Les scrutins présidentiels africains de 2025 ont souvent été perçus comme des « consultations sans suspense » ou des « victoires écrites d’avance ». En avril 2026, deux élections emblématiques ont confirmé cette tendance : celle de Djibouti le 10, et celle du Bénin le 12. À Djibouti, le président sortant Ismaïl Omar Guelleh s’est maintenu au pouvoir avec un score écrasant de 97,8 % des voix. Au Bénin, Romuald Wadagni, soutenu par l’ancien dirigeant Patrice Talon, a obtenu 94 % des suffrages. Des résultats qui ne laissent aucune place au doute… ni à la concurrence.

À Djibouti, l’un des principaux opposants, Alexis Mohamed, a jeté l’éponge avant même d’entamer sa campagne. Si les craintes pour sa sécurité ont joué un rôle, c’est surtout l’envolée des frais de candidature qui a scellé son renoncement. Pour lui, comme pour beaucoup d’autres, ces coûts prohibitifs ont transformé le processus électoral en une « parodie de démocratie ». Les observateurs locaux et internationaux s’accordent sur un constat : ces élections n’étaient que des « rituels formels », vidés de toute substance compétitive.

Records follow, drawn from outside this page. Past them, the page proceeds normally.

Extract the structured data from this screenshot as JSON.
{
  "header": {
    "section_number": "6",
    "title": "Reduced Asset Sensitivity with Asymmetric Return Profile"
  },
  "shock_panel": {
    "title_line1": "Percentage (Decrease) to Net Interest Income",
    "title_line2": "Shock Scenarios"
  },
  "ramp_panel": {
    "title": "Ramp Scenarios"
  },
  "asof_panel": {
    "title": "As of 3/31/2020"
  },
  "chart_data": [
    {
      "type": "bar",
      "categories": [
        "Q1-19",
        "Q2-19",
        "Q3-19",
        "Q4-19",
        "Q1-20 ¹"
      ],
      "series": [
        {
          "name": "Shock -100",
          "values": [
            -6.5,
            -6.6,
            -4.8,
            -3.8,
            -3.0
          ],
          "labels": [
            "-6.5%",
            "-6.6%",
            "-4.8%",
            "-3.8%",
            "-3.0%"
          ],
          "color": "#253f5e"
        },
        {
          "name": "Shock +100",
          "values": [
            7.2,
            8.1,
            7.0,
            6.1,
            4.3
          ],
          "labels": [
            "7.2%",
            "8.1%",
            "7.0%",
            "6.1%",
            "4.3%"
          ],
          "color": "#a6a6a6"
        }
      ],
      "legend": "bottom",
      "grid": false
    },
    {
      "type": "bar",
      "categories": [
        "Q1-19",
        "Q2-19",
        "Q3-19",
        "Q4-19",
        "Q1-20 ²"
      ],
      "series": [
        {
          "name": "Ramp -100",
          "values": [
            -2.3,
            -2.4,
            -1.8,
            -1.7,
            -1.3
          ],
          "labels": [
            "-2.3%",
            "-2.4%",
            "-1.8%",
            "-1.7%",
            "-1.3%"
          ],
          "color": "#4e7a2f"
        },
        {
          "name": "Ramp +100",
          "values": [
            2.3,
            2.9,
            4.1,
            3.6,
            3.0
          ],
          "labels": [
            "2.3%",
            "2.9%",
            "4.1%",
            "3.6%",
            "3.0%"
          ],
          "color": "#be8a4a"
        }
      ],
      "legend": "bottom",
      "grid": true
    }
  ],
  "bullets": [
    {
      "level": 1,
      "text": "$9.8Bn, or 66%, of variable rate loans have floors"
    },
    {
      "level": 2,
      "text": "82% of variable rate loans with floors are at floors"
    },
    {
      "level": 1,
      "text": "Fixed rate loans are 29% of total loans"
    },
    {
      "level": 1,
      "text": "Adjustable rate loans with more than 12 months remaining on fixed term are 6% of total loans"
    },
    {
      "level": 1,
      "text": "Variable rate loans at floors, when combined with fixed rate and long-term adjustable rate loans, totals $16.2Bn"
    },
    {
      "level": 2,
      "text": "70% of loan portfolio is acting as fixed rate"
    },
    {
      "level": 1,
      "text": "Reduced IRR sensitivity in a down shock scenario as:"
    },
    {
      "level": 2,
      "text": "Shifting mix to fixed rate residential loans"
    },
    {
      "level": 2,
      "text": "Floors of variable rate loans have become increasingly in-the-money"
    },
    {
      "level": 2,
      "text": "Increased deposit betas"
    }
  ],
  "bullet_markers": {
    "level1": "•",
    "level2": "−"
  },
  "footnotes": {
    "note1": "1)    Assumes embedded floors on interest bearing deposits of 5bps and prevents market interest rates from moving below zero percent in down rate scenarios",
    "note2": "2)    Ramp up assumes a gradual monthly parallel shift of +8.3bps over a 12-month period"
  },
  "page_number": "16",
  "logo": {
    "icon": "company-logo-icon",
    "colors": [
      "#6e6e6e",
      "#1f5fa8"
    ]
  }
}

Des élections verrouillées avant même la campagne

Ce phénomène n’est pas isolé. Sur le continent, les candidats de l’opposition se heurtent systématiquement à des barrières financières insurmontables. Les frais de dépôt de candidature, souvent exorbitants, ne sont que la partie émergée de l’iceberg. Une fois ces sommes acquittées, il faut encore financer une campagne digne de ce nom : meetings, affiches, déplacements, médias… Des budgets que peu de formations politiques peuvent assumer.

Résultat ? Les partis d’opposition, même structurés, se retrouvent exclus des débats publics avant même que les urnes ne s’ouvrent. Les électeurs, eux, assistent à des élections où le choix se limite souvent à une seule option viable. Une situation qui interroge : peut-on encore parler de « démocratie électorale » lorsque l’accès à la compétition est aussi inégal ?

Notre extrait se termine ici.